Опубликовано в журнале Крещатик, номер 2, 2015
В ночь на 22 апреля композитор не спит.
«Бессонница-беспутница одолевает», – скажет он жене на следующее утро, за завтраком. Корнфлекс и кофе со сливками. Шея
и желваки атлета, нос с горбинкой и уже старческие, верблюжьи губы. Еще пару лет назад он мог сыграть партию-другую в лаун-теннис. «А нынче только комнатные игры. И пиджак в черно-белую клеточку», – как бы невзначай произнесет композитор, произнесет и напишет на карточке слово «Петрарка»…
Как только Верочка засыпает в соседней комнате, композитор начинает собираться в экспедицию.
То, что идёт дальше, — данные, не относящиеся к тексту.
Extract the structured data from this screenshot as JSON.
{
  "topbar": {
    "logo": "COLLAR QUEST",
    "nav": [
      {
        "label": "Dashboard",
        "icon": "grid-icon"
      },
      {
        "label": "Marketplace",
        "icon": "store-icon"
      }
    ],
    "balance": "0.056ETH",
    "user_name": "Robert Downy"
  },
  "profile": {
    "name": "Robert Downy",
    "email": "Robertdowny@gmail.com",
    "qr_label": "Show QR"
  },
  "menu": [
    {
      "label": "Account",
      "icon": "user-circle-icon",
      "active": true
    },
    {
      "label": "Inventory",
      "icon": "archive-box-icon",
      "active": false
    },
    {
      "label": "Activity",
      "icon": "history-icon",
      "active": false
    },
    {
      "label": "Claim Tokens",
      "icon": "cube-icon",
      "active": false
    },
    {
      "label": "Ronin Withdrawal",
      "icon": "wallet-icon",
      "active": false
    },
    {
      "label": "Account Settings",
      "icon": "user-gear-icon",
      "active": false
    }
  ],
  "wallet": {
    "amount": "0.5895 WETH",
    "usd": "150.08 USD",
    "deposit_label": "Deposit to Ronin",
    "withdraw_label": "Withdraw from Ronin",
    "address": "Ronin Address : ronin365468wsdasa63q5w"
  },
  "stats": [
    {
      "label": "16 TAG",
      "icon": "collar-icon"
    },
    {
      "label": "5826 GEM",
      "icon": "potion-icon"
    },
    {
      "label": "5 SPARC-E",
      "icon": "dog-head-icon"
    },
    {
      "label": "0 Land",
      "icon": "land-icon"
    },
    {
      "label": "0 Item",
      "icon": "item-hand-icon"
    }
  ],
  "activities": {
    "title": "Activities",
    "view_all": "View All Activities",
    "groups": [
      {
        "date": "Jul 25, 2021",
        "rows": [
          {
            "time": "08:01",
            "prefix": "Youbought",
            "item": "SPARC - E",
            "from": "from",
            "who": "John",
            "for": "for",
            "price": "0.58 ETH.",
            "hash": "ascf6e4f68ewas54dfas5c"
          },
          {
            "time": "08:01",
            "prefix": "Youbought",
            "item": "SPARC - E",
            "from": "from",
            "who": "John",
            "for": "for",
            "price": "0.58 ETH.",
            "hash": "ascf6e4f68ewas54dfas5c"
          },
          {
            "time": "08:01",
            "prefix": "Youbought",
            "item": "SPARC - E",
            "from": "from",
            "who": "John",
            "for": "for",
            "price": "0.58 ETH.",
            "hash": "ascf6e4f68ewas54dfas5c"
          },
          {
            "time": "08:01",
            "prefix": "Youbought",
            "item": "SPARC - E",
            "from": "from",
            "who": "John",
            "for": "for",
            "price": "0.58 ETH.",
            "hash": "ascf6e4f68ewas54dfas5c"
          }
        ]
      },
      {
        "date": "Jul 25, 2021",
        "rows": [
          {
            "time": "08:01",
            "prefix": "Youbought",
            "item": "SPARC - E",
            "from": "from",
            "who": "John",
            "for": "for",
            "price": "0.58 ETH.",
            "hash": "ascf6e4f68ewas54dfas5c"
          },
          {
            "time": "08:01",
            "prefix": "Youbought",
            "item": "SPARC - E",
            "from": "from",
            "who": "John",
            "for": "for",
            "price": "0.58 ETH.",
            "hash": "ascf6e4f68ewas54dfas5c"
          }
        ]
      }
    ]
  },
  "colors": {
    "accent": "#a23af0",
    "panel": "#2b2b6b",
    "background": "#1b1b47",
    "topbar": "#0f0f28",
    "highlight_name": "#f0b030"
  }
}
Насвистывая «В двенадцать часов по ночам…», он выкладывает на кровать все необходимое: темно-синюю куртку на молнии, длинные шорты из серого сукна, черные гольфы, сачок, мятую бежевую кепку. «У Митеньки бархатный бас. А у меня – надгробный бархат», – каламбурит композитор, проверяя, все ли на месте в коробочке-усыпальнице. Он погружает в карман стопку карточек, называемых по-французски Fiches Bristol, и свой любимый венецианский карандаш. «Встают с африканских степей,/ С горючих песков Палестины… Перевод прекраснее оригинала. Вот вам и Жуковский, – думает композитор, медленно опуская дверную ручку. – Недаром эти стихи так ценил Пушкин».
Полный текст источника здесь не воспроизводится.